E em um flash vejo Elvis na TV - acompanhei tudo sobre sua morte, em 1977, e até hoje me emociono com seu jeito de cantar "Suspicious Mind", música que lembra sempre uma prima, até hoje ao ver sua imagem penso que o mundo não ficou melhor, definitivamente, sem Elvis - nem que pelo menos uma vez por ano ele aparecesse para todos ao mesmo tempo, cantando "Always on my mind".

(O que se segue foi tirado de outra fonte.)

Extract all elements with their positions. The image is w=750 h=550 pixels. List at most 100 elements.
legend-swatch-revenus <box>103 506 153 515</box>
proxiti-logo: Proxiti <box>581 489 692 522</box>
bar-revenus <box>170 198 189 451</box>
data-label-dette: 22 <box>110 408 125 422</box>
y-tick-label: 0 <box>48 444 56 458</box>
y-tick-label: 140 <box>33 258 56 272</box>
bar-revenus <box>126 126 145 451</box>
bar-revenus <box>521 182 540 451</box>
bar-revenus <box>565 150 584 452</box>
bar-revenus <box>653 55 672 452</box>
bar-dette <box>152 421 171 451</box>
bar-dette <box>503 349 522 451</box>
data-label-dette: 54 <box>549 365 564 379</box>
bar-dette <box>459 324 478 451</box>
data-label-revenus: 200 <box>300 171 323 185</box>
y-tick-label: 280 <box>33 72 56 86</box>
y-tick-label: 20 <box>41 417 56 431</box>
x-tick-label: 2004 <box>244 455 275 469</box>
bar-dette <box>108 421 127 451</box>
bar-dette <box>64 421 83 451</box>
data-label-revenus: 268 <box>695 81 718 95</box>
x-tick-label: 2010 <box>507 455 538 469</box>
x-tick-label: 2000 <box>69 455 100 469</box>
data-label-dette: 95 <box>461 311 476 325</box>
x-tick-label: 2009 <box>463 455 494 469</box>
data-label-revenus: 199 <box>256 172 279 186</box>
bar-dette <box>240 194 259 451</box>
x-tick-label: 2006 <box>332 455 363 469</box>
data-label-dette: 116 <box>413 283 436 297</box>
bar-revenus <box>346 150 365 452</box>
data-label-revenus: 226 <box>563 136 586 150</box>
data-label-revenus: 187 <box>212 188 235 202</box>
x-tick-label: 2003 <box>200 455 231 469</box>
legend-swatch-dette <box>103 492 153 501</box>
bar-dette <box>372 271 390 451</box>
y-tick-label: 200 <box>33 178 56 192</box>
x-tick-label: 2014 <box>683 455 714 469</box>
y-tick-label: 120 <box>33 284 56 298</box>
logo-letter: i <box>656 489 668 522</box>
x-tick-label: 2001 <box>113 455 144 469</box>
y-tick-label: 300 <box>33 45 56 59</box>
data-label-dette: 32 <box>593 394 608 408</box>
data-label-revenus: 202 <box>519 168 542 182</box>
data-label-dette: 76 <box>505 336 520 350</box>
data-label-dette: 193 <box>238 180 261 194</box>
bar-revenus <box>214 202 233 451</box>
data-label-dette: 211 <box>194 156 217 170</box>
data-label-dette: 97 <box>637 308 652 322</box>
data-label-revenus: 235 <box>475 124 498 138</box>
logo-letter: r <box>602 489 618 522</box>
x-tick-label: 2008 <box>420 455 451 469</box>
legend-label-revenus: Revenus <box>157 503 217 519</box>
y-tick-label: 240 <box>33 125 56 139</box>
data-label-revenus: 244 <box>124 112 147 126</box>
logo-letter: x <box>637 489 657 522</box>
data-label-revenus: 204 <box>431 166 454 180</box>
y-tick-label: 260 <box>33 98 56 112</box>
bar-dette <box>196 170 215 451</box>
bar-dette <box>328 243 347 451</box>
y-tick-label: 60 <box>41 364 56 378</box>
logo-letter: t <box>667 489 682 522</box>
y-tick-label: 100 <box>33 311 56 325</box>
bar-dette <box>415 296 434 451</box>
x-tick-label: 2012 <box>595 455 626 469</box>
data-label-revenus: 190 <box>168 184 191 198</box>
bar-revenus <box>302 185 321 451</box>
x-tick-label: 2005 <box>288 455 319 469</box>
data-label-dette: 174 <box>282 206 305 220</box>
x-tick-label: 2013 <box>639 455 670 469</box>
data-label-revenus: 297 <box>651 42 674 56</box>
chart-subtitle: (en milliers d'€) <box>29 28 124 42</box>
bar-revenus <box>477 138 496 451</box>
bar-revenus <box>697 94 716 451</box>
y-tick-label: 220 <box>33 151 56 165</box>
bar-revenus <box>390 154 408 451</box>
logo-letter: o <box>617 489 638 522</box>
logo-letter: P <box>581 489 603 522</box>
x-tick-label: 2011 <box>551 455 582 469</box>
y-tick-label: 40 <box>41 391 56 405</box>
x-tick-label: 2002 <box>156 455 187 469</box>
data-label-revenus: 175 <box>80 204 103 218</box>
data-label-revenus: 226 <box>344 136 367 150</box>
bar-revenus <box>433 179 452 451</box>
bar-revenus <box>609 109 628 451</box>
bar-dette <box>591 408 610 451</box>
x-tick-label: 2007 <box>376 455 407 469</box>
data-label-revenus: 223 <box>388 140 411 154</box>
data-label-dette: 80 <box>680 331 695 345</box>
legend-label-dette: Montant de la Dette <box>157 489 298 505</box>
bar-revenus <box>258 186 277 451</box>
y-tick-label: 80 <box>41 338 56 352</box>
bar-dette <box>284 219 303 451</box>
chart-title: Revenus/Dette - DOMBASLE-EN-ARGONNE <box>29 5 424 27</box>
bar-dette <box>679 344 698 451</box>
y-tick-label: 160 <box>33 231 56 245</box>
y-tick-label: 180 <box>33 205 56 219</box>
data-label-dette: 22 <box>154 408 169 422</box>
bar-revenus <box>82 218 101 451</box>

E Lennon. Vivi a ida de Lennon, de forma violenta, abrupta, naquele ano de 1980 - eu começando minha vida, aos doze anos, e Lennon terminando a dele. E ouvia Across the universe, uma das mais lindas canções de todos os tempos, e me lembro, e me lembrarei, de meu tio dizendo "Esta música me lembra Adeus ao nunca", e de fato Across the universe lembra isso. É como se os Beatles tivessem pensado em fazer uma música para negociar com Deus, como se eles tivessem preparado uma trilha sonora para o encontro com Ele - que foi, pelo jeito, antes do tempo (em qualquer sentido que se queira dar).
Claro, como muitos sabem, um outro ídolo meu também se foi, em 1984, um ano tão literário - só que este ídolo era mais próximo e me ensinou a dar valor ao cinema, aos amigos, à música e à vida, tudo isto acima do dinheiro.
Enfim, a morte sempre nos traz incompreensão, às vezes até um estranho fascínio, um medo do silêncio que se abate, uma vontade de estar solidário a quem morre - como ele vai enfrentar sozinho o seu próprio exílio deste mundo?
O poema de Shelley, "ele não morreu, apenas acordou do sonho da vida" sempre me comoveu, quando se fala de morte. E, sim, podemos pensar dessa forma, que isso aqui é um sonho povoado, de boas e más lembranças, podemos até pensar que isso aqui é mesmo um vale de lágrimas.
Mas se choramos pelos mortos, se não entendemos sua partida, se não compreendemos seu destino, pelo menos podemos fazer tudo isso, e, mais que isso, rir pelos vivos, fazer tudo o que for possível por cada um que nós prezamos neste mundo. Assim, driblamos um pouco essa vertigem, e quem sabe encontramos então a verdadeira forma de dizer Adeus ao nunca.
Tudo isso me vem à mente nesta quinta, quando faz uma semana que um grande camarada perdeu alguém próximo, querido, insubstituível (não pude estar presente na hora ruim, mas ficarei devendo essa), de uma maneira incompreensível.
Que todos nós possamos dar toda a força que ele precisar, é a única coisa que posso pensar nesse momento.